= Swan Dive =

American bossa nova/pop musical duo

Swan Dive is an American musical duo composed of Bill DeMain and Molly Felder. Founded in 1995, Swan Dive is best known for its album Circle, released in 1998.

Swan Dive has appeared on Late Night with Conan O'Brien, and opened shows for Norah Jones, Over the Rhine and Sixpence None the Richer, and their music has been heard on television shows such as Felicity, The L Word and Unfabulous. The group has attracted fans both on the local scene and abroad, particularly Japan, Korea and Thailand, where they've earned four Top 10 singles along with television appearances and multi-city tours. In early 2002, Swan Dive's Circle won in The 1st Annual Independent Music Awards for Pop Song.

Bill DeMain is a Grammy-nominated writer (The Look of Love: The Burt Bacharach Collection) and freelance journalist, whose songs have been recorded by Teddy Thompson & Kelly Jones, Marshall Crenshaw, Jill Sobule, Amy Rigby, Marti Jones and others.
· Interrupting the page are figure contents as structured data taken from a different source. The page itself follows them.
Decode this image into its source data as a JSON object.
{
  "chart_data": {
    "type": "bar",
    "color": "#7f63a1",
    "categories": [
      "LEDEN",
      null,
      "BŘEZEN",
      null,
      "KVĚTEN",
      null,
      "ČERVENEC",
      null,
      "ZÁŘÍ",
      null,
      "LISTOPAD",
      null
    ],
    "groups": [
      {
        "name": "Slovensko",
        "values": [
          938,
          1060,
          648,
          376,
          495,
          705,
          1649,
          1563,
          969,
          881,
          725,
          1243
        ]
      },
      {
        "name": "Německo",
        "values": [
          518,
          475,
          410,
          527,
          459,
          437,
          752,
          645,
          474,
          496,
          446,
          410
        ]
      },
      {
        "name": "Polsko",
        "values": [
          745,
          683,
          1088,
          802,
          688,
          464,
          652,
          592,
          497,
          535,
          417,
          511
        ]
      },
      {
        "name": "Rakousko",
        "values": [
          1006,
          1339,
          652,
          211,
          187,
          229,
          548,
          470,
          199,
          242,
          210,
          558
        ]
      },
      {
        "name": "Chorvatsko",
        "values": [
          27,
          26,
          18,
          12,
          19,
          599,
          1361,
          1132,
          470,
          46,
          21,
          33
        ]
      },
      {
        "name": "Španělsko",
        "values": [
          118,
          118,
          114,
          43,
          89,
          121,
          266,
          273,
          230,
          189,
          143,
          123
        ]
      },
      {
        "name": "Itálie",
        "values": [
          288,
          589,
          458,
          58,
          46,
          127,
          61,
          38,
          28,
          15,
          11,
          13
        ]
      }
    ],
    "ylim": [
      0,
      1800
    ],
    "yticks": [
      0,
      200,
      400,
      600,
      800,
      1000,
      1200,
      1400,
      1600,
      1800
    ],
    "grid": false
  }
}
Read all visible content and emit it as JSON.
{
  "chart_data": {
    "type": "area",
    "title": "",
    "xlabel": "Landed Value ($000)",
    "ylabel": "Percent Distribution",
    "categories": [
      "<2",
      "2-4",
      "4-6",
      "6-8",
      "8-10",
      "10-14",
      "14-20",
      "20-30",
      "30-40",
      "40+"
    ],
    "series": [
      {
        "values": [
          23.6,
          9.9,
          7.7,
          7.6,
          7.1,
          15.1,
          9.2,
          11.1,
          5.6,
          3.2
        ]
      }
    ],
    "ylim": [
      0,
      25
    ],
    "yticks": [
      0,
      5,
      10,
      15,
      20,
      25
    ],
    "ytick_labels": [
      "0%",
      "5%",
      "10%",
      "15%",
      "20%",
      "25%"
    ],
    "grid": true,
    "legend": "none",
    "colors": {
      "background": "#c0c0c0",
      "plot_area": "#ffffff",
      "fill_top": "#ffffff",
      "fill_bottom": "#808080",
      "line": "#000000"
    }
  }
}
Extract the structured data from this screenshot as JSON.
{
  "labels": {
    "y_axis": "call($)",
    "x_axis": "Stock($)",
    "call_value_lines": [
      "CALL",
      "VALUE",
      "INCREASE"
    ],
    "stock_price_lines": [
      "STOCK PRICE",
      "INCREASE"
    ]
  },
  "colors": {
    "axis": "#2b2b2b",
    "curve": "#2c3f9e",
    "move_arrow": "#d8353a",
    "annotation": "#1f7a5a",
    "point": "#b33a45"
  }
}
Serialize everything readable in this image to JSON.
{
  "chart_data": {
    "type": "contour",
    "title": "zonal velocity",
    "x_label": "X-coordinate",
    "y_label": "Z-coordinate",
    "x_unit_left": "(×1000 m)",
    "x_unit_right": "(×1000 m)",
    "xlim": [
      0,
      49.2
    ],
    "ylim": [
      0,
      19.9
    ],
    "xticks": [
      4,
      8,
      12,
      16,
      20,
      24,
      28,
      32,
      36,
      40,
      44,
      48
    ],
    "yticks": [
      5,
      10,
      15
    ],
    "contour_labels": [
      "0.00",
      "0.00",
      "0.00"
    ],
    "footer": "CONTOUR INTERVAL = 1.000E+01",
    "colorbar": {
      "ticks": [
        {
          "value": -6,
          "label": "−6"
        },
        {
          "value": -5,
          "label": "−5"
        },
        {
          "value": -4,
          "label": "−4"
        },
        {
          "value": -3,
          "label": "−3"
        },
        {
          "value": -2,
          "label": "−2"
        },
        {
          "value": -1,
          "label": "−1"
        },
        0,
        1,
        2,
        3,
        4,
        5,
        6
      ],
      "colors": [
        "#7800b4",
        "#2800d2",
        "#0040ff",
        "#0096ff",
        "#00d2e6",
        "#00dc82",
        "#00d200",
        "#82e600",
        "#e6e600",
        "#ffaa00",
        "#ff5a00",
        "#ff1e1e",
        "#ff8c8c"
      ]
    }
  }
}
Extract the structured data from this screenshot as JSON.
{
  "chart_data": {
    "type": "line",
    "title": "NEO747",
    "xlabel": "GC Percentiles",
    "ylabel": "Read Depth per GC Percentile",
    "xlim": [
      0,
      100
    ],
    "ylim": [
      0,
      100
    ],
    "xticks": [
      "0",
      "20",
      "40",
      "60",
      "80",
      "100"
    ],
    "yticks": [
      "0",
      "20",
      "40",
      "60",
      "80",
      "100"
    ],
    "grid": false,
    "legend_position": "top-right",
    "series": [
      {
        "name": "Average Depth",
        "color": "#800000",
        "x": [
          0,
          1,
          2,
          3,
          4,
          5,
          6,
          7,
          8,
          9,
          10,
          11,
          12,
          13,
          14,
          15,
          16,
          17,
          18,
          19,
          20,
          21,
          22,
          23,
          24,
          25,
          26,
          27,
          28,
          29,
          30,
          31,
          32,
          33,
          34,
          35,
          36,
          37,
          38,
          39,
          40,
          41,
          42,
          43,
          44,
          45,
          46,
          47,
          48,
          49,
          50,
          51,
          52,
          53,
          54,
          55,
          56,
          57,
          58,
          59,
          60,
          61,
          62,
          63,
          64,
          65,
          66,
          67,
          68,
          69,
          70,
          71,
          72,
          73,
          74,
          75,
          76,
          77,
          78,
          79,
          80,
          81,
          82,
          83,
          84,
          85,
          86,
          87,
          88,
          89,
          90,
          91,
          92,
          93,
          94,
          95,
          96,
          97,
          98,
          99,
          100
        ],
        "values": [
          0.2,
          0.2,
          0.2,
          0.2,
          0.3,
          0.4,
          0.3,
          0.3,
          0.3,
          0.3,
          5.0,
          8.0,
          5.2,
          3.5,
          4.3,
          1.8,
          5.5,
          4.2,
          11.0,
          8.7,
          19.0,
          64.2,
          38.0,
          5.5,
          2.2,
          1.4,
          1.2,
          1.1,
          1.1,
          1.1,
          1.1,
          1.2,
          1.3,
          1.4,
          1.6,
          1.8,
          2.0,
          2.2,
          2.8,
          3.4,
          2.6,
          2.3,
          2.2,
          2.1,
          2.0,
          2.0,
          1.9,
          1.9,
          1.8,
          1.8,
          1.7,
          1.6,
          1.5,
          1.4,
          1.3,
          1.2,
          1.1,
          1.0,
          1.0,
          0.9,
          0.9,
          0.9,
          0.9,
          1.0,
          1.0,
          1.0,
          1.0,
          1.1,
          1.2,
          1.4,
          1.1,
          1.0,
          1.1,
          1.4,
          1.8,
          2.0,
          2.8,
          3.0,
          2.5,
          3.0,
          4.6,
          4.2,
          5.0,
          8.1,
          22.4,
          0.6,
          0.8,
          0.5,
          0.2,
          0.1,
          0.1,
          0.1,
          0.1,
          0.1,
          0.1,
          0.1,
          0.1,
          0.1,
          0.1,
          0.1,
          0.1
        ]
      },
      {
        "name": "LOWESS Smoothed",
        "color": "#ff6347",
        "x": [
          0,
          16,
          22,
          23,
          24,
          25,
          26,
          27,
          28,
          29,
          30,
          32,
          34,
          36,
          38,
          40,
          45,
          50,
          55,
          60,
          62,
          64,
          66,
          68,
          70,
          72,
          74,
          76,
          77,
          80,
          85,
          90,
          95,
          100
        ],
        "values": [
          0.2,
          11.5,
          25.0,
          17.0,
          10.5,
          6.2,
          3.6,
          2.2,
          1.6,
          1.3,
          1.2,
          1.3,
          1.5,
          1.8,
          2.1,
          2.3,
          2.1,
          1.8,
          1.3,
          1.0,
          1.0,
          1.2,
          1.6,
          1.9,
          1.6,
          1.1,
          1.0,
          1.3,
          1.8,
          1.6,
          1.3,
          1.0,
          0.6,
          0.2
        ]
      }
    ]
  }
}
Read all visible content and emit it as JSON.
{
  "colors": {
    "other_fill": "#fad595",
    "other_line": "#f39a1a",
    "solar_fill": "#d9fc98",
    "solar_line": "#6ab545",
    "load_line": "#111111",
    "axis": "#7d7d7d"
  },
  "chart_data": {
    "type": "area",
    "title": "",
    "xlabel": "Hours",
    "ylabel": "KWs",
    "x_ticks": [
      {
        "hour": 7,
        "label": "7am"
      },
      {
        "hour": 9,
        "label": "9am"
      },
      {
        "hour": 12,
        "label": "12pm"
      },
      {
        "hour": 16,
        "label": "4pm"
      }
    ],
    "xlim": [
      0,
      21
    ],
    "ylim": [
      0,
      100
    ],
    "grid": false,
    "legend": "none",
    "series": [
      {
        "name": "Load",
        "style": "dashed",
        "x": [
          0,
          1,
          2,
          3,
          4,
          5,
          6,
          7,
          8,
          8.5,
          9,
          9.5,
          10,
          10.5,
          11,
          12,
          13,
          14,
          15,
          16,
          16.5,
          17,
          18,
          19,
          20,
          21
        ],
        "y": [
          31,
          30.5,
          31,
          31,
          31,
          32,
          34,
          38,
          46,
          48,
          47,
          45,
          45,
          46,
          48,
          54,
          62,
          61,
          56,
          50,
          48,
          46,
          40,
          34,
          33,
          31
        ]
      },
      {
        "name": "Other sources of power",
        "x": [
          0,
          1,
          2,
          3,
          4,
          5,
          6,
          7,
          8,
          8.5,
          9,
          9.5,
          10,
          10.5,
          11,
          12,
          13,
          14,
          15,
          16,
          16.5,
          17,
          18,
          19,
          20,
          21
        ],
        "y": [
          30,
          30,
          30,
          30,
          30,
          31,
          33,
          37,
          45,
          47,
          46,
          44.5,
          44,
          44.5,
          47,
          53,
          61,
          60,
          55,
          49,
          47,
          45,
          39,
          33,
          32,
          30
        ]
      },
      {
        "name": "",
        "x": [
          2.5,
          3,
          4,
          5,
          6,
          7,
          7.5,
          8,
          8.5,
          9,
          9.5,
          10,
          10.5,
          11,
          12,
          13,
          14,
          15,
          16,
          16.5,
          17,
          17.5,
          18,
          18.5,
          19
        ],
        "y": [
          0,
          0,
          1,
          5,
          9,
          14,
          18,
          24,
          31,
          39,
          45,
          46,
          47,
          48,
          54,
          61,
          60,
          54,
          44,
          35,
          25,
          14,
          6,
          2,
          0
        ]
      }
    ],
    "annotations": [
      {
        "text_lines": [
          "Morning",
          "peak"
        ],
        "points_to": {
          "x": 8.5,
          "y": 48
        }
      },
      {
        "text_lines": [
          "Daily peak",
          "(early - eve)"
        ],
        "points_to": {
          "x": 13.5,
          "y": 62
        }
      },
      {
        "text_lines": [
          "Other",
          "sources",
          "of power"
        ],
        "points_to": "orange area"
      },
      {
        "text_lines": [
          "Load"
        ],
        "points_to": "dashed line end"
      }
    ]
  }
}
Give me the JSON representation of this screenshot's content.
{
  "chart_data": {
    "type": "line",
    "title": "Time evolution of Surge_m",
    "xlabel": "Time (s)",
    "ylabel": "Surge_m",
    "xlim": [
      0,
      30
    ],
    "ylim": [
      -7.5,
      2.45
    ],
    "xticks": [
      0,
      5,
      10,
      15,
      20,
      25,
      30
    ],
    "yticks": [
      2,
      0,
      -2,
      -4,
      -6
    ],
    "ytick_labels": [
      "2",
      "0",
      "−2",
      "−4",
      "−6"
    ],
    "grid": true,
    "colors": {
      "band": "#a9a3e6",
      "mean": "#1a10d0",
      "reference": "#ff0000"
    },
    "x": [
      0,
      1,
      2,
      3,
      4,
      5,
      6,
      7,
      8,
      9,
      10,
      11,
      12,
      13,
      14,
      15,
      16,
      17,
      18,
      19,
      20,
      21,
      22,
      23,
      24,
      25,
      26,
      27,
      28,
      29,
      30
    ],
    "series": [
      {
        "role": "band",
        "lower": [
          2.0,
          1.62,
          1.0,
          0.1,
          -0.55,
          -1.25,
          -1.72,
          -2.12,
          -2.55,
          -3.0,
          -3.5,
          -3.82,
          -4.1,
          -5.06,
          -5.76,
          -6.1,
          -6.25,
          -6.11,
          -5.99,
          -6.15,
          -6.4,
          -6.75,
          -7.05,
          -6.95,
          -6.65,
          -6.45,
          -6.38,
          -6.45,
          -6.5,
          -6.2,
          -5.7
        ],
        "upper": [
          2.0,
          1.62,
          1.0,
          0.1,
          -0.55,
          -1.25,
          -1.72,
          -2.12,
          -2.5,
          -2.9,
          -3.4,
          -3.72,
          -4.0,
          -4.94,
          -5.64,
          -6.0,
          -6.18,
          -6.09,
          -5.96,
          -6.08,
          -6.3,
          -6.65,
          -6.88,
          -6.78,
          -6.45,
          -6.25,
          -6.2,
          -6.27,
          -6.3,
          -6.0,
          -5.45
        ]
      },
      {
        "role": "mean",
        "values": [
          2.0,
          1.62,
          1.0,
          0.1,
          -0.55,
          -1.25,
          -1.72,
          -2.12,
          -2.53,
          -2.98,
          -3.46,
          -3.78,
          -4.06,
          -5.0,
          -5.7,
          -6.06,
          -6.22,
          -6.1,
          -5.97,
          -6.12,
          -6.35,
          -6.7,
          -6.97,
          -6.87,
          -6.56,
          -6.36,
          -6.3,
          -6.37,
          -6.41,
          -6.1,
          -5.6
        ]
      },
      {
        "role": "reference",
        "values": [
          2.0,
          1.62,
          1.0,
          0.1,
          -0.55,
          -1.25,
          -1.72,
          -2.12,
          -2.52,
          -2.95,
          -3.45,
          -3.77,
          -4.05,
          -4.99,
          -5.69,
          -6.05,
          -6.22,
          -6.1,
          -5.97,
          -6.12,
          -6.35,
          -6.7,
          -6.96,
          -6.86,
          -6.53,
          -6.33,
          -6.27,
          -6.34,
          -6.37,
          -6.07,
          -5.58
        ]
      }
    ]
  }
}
Molly Felder has also sung jingles on a number of national advertising campaigns including Pepsi, Michelob and Chevrolet, and has backed well-known artists including Don Henley, Amy Grant and Michael McDonald.

==Discography==
===Main albums===

- Wintergreen (1997)
- You're Beautiful (1997)
- Circle (1998)
- Swan Dive (2000)
- June (2001)
- Words You Whisper (2002)
- William & Marlys (2004)
- Popcorn & a Mama Who Loves Me Too (2005)
- Until (2007)
- Mayfair (2009)
- Soundtrack to Me and You (2014)
- Stop Buying Things (2026, single)
- Jenny (2026, single, featuring Jill Sobule)

===Compilations===
- Groovy Tuesday/Rarities (2004)
- You're Beautiful/Words You Whisper (2004)
- June/Better to Fly (2008)
- Best Of and Besides (2009)

===Singles & EPs===
- Circle (1998)
- Electronic (2000)
- "Extended Stay" (2011) (Bill DeMain solo EP)
- "Vaudeville EP" (2021) (Bill DeMain solo EP)
- Stop Buying Things (2026)
- Jenny (2026)

===Music videos===
There are videos for the following songs: "Th Day That I Went Home," "Groovy Tuesday," "Circle," "Tender Love" and "Until." YouTube also features numerous live performance videos, from 1997-2025.